Zum einen muss klar sein, dass absolute Spitzenleistungen im Ausdauersport - etwa im Marathon - nur möglich sind, wenn man ALLE Möglichkeiten ausschöpft. Vor etwas mehr als 100 Jahren konnte man mit einer Marathonzeit um die drei Stunden noch Olympiasieger werden, danach kräht heute kein Hahn mehr. Haile G. hält sogar eine Zeit von unter zwei Stunden für möglich. Dass so etwas nur möglich ist, wenn man ein Minimum an Körperfett und generell ein Minimum an "Zusatzgewichten" welcher Art auch immer mit sich trägt, dürfte klar sein. Sämtliche andere Parameter müssen auch stimmen (also z. B. maximale Sauerstoffaufnahmefähigkeit, Fettstoffwechsel, Laktattoleranz, usw.), Tagesform, Motivation, "Sich quälen können", usw. Aber sehr bedeutsam ist eben die Tatsache, dass jedes Gramm Fett oder Muskulatur mehr auch mehr Sauerstoff benötigt. Sauerstoff, den man aber nicht unbegrenzt zur Verfügung hat.

So rutschen viele Sportler in den gleichen Teufelskreis. Irgendwann einmal mit irgendeiner Art von körperlichem Training begonnen, anderen nachgeeifert, in der Pubertät eventuell auch ein paar "Schönheitsidealen" (die von uns allen dazu gemacht worden sind), dann beschäftigt man sich mit Ernährung; die meisten aber eher nur mit Kalorienzählen. Dann bekommt man so nach und nach mit, dass man, wenn man vorne sein will, dünner und dünner sein muss. Schließlich findet man Gefallen daran, ausgemergelter und ausgemergelter auszusehen, auch daran, dass man immer wieder darauf hingewiesen wird, dass man "schlecht aussähe". Nichts schlimmer für einen Ausdauersportler, wenn einem gesagt wird, man "sähe aber gut aus", das wird sofort gleichgestellt mit "dick sein".
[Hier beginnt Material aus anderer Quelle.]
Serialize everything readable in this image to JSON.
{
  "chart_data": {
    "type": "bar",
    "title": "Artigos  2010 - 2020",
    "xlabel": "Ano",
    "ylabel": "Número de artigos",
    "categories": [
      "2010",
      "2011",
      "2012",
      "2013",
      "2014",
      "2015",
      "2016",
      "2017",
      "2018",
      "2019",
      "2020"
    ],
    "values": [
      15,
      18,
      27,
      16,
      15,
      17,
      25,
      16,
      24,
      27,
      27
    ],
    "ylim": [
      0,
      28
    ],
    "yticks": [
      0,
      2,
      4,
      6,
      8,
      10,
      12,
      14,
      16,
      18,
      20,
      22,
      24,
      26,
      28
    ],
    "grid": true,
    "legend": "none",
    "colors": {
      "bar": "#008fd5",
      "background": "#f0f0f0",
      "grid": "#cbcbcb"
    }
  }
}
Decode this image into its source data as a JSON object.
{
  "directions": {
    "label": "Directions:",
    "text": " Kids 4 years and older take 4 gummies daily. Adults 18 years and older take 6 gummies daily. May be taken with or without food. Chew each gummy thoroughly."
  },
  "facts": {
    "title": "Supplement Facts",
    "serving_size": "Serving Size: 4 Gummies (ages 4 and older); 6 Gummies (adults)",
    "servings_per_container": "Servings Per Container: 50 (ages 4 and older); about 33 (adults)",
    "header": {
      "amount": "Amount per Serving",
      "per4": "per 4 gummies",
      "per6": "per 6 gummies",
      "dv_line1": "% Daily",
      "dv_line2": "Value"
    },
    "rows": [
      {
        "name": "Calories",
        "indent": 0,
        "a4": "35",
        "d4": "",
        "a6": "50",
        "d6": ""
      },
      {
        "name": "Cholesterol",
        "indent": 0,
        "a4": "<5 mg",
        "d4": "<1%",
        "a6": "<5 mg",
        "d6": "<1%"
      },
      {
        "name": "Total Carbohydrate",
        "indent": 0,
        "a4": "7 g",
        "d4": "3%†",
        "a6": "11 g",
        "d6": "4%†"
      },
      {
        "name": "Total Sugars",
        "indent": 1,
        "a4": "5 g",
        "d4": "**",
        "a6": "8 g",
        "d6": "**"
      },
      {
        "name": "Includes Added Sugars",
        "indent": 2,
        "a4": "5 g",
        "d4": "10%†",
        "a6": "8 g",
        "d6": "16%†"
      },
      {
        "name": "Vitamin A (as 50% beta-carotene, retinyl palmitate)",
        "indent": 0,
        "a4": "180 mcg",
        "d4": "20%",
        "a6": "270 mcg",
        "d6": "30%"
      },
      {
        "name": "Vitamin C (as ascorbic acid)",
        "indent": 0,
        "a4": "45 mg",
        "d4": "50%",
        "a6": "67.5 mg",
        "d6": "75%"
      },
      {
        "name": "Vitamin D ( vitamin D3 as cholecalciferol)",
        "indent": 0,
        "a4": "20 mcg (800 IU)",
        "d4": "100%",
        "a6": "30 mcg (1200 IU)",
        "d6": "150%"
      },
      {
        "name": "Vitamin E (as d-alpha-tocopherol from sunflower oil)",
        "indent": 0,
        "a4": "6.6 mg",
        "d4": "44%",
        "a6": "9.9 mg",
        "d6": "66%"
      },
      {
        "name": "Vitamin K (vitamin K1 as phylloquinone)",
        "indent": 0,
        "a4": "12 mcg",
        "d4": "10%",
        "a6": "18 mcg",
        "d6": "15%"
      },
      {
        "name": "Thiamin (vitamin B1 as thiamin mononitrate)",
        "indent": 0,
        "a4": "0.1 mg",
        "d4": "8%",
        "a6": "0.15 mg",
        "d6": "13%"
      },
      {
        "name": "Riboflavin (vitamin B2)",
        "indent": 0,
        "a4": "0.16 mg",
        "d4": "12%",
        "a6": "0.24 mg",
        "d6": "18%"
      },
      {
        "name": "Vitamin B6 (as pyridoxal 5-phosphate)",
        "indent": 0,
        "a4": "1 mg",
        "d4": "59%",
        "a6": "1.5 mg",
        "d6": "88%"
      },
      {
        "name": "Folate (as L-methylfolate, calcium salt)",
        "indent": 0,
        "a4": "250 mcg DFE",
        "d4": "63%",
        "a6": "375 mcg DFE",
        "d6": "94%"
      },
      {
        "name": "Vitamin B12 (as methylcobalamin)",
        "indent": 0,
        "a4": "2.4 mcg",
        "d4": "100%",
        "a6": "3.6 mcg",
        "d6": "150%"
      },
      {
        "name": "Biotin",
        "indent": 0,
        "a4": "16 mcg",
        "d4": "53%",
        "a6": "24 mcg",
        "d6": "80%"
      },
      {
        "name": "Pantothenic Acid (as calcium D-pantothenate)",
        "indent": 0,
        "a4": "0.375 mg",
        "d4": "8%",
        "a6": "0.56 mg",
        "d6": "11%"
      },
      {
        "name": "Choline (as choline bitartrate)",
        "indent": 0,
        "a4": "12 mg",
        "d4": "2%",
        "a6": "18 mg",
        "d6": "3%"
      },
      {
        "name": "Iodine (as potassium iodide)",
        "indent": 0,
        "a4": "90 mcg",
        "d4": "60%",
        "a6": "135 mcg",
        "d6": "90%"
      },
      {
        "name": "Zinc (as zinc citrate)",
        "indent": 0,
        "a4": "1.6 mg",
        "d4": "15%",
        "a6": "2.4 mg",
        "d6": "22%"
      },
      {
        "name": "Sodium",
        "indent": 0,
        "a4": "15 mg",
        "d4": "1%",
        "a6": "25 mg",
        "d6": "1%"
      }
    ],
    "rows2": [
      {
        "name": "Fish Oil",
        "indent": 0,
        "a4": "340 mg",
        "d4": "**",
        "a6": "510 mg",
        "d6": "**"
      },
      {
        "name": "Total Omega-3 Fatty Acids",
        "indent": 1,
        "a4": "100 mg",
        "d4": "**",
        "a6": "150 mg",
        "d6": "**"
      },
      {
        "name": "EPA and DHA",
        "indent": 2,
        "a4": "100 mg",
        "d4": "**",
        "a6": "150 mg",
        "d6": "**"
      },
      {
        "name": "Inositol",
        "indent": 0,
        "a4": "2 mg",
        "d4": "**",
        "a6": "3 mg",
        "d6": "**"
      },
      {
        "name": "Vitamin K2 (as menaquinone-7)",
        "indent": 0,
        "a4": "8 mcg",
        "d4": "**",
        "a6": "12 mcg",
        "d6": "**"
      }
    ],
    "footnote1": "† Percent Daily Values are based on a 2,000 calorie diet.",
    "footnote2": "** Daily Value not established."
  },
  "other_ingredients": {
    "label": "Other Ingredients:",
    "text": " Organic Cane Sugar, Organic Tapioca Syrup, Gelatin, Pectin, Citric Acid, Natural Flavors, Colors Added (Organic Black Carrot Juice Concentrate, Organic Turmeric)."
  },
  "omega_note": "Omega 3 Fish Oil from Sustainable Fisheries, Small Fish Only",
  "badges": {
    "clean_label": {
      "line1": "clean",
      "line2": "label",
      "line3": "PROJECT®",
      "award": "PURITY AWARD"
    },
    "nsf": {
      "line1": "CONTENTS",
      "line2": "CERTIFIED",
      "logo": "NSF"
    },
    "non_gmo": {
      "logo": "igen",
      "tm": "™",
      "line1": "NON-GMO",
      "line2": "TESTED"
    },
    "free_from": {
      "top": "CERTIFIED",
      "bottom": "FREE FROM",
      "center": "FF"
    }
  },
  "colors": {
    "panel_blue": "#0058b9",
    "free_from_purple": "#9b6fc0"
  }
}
Man trainiert immer härter, wird immer besser, gleichzeitig aber noch dünner. Man trainiert auch immer öfter auf nüchternen Magen, um so den "Fettstoffwechsel noch mehr anzuregen", braucht auch nach der Einheit nichts oder kaum zu essen, wird aber dennoch immer schneller. Das Paradoxe daran ist, dass selbst Spitzenleistungen mit Fehl- oder Mangelernährung möglich sind. Selbst mit Brechsucht, Ess-Brechsucht oder Magersucht können über einen bestimmten Zeitraum Top-Leistungen erbracht werden.

Die Situation kann sich aber durchaus drastisch verschlechtern, dann nämlich, wenn man psychisch daran zugrunde zu gehen droht. Viele sind sich bewusst, dass das, was sie machen, nicht gesund, nicht physiologisch ist. "Lebensmittel" heißen nicht zuletzt deshalb so, weil sie Leben gewährleisten. Wenn man nichts oder nur viel zu wenig in sich behält, setzt man dieses letztendlich aufs Spiel. Und wozu? Nur, um wieder einen Wettlauf zu gewinnen, für einen neuen Rekord oder um noch schlanker und "erotische"“ für das andere Geschlecht (es sind übrigens auch genügend Männer betroffen, denken Sie nur an sich akribisch ernährende Triathleten) zu wirken (was ohnehin nicht der Fall ist)? Die Antwort lautet klarerweise "Ja", sonst würde es ja niemand tun. Wie weit ist unsere Gesellschaft schon vorangeschritten, dass es solche Auswüchse gibt? Das Rad der Zeit lässt sich nicht mehr zurückdrehen, mit 2h40 rennt man keinen neuen Rekord mehr; dennoch kann anfangs noch jeder selbst für sich entscheiden, welchen Weg er geht. Man hat immer eine Möglichkeit! Aber kaum ein Spitzen-Ausdauersportler, der sich hier nicht wiedererkennt. Und kaum einer, der es zugeben wird.